Wystawa nie mogłaby oczywiście istnieć bez dawców. Dlatego też w latach 80-tych twórcy wystawy stworzyli program, dzięki któremu osoby dobrowolnie zgłaszają swoją chęć poddania swoich ciał procesowi plastynacji. Od tego czasu, do zgłosiło się ponad 17 tys. ochotników.

– Do tego posiadamy również 2000 ciał, z których mamy prawo korzystać – dodaje Whalley. – Do ludzi, którzy decydują się na oddanie ciała mamy ogromny szacunek i wdzięczność.

„Otwierając książkę, otwieramy ciało”

Na liście tej nie brakuje Polaków. Swoje ciało po śmierci zdecydowało się przekazać 13 osób - wśród nich ratownik medyczny Zbigniew Muszyński.

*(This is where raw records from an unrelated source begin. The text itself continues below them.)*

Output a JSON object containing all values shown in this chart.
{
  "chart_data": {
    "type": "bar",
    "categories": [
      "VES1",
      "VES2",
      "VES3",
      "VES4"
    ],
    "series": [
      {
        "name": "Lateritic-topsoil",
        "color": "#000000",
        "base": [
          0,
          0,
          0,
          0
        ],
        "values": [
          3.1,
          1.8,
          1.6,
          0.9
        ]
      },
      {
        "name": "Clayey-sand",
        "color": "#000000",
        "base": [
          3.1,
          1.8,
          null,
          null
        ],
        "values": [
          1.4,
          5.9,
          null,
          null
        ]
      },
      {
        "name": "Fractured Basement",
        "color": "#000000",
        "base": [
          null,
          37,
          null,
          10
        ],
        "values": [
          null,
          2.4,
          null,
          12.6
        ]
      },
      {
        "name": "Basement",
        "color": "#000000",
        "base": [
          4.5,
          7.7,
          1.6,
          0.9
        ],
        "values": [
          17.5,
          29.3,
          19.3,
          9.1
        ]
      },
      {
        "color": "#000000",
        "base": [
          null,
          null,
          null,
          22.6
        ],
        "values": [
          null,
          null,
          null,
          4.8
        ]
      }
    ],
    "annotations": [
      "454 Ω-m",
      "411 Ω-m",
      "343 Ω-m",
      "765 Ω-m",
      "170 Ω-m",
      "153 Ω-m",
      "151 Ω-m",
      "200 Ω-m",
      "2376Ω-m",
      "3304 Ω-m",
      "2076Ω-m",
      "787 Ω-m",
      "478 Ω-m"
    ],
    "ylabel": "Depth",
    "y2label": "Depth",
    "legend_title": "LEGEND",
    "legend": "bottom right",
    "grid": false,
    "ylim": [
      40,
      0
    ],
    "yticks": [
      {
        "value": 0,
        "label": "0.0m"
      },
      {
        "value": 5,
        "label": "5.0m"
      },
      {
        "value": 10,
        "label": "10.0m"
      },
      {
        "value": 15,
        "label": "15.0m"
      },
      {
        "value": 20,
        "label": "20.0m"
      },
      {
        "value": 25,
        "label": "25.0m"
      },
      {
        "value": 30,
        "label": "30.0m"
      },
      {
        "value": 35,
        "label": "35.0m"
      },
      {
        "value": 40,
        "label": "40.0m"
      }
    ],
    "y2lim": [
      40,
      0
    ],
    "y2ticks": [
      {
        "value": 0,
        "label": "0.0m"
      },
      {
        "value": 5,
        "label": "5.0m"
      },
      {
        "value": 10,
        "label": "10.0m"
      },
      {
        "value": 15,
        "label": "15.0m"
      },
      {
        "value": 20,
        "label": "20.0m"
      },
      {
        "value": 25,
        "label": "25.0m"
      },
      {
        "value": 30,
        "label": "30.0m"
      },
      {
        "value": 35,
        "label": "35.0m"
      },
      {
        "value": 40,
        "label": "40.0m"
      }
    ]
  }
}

– Zdecydowałem się przekazać swoje ciało do badań naukowych. Ktoś zapyta: po co? Odpowiem: dlaczego nie? Nasze ciało jest dla osób związanych z medycyną jak otwarta książka – otwierając książkę, otwieramy ciało. Korzystamy również z dobrodziejstw medycyny, która jest związana z badaniami nad ludzkim ciałem. Moja decyzja o przekazaniu ciała do badań naukowych była podyktowana tymi przesłankami. Na co dzień zajmuję się ratowaniem życia ludzkiego, myślę, że znajomość topografii narządów w organizmie przekłada się na jakość tej pracy – zaznacza.

Jednak Body Worlds ma również bardziej kontrowersyjne oblicze. Od lat pojawiały się zarzuty o charakterze etycznym, takie jak znieważenie zwłok, obraza religijnych uczuć czy sama donacja ciał. Chodzi o wątpliwości odnośnie ich pochodzenia – m.in. pojawiają się podejrzenia, że prezentowane zwłoki mogą należeć do chińskich więźniów politycznych.

Body Worlds można zobaczyć od 2 lutego 2018. Wystawa potrwa trzy miesiące.